Battery Switching Capacitor

- SteFly Battery Switching Capacitor :

This capacitor was designed to provide the electrical system of a glider when switching from one battery to another. The 47000 µF capacitor is equipped with intelligent electronics and encased by a functional housing. Thanks to the replaceable automotive blade fuse, our capacitor only requires one red wire for plus and one black wire for minus pole. This standard automotive blade fuse reliably protects the capacitor from irreversible damage in the event of reverse polarity (incorrect installation). The PETG housing allows flexible mounting with two M4 screws or alternatively with cable ties.

Technical Data

• capacity: 47000 µF
• operating voltage: 0 - 16 V DC
• short-term peak current during switching: 6 A
• consumption when charged (12 V): approx. 3 mA
• weight: 90 g
• maximum switching time (voltage drop from 14.0 V to 9.0 V, amperage of the avionics 0.3 A): 950 ms
• reverse polarity protection / overload protection: replaceable vehicle blade fuse (1 A or 2 A)

Installation

• The "Battery Switching Capacitor" has only two connection wires. The black negative cable is connected to ground, the red positive cable is connected to the positive on-board power supply (+12 V), which leads from the main switch to the avionics. The capacitor is thus integrated into the on-board electrical system in parallel with the other electric devices.
• 
• reverse polarity protection: if the connection wires are mistakenly mixed up, the safety fuse will trigger and reliably prevent the capacitor from being damaged. The automotive blade fuse can be easily replaced after the "Battery Switching Capacitor" has been correctly connected.

Mode of Operation

• charging process: the capacitor slowly charges up with electrical energy after the on-board main switch is switched on. The peak current, that would occur with a capacitor without electronics, is limited to approx. 0.1 A. This relieves the batteries and increases their service life. After approx. 5 seconds the capacitor is sufficiently charged for a normal switching process, after approx. 10 seconds the capacitor is already 80% charged.
• discharging process: if you now switch from an empty battery (Bat 1) to a charged battery (Bat 2), the capacitor is being discharged and supplies the avionics with power. When the changeover switch finally sets Bat 2 active, then the capacitor will be recharged automatically.
• stabilization of the on-board electrical system: e.g. in the event that an additional consumer (electric bug wipers, retract a main gear electrically) leads to a high power consumption for a short time (inductive loads).

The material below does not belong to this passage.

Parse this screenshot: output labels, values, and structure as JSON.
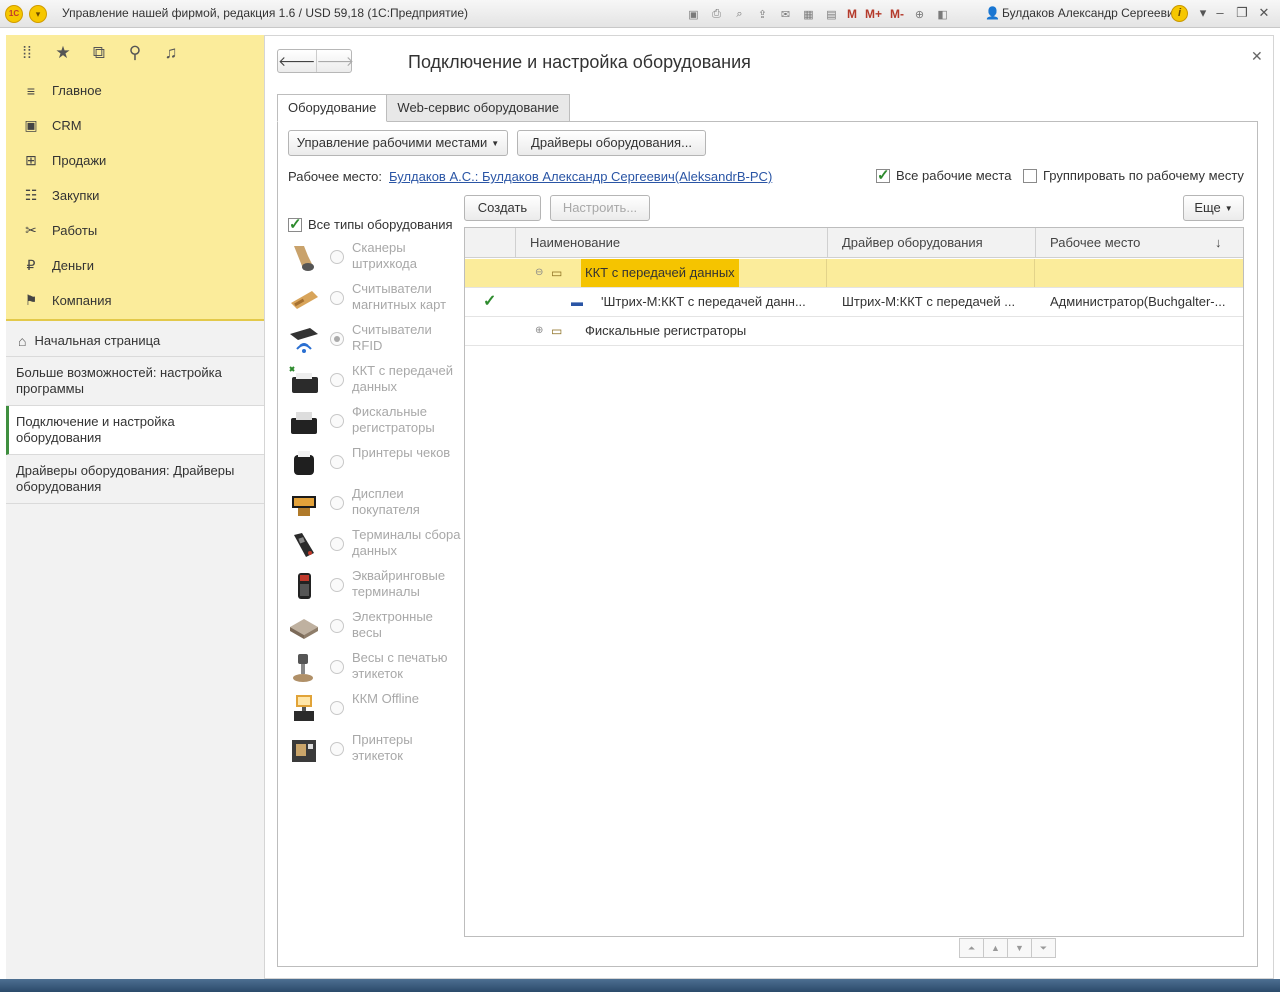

Uninterruptible power supply in gliders

Gliders usually have at least two batteries on board, allowing the avionics to be powered continuously even over a long day of flying. Particular attention must be paid to an uninterruptible power supply when switching from an empty battery to a full battery. Two systems have been established to prevent the avionics from shut down during the switching process:

• uninterruptible switch: this special toggle switch temporarily switches the batteries in parallel during the switchover process. The disadvantage is that a high compensating current flows from the battery with the higher voltage to the empty battery for a short time, which can have a negative effect on the battery life. In addition, these special switches are only suitable if two batteries are part of the on-board system.
• capacitor: a capacitor stores electrical energy, which is released again during the switching process and thus supplies the entire avionics. A shut down of the devices in the cockpit is being prevented, the data e.g. of the IGC files are recorded continuously. Another advantage is that more than two batteries can be integrated into the on-board system, while maximum two batteries are usually possible with uninterruptible switches. Thanks to the intelligent inrush current limiter of the SteFly Battery Switching Capacitor , two problems that would otherwise occur are prevented:
  • very high charging currents, which in turn would have a negative effect on battery life. The integrated electronics of the SteFly system, limit the charging current to approx. 0.1 A.
  • Reverse polarity leads to overheating of the capacitor (risk of explosion in extreme cases). For this reason, our capacitor has a built-in automotive safety fuse that triggers if the polarity is reversed and can be replaced as soon as the capacitor has been correctly connected. Compared to self-resetting fuses, automotive blade fuses have a lower voltage drop. As a result, the SteFly capacitor stores a maximum of electrical energy.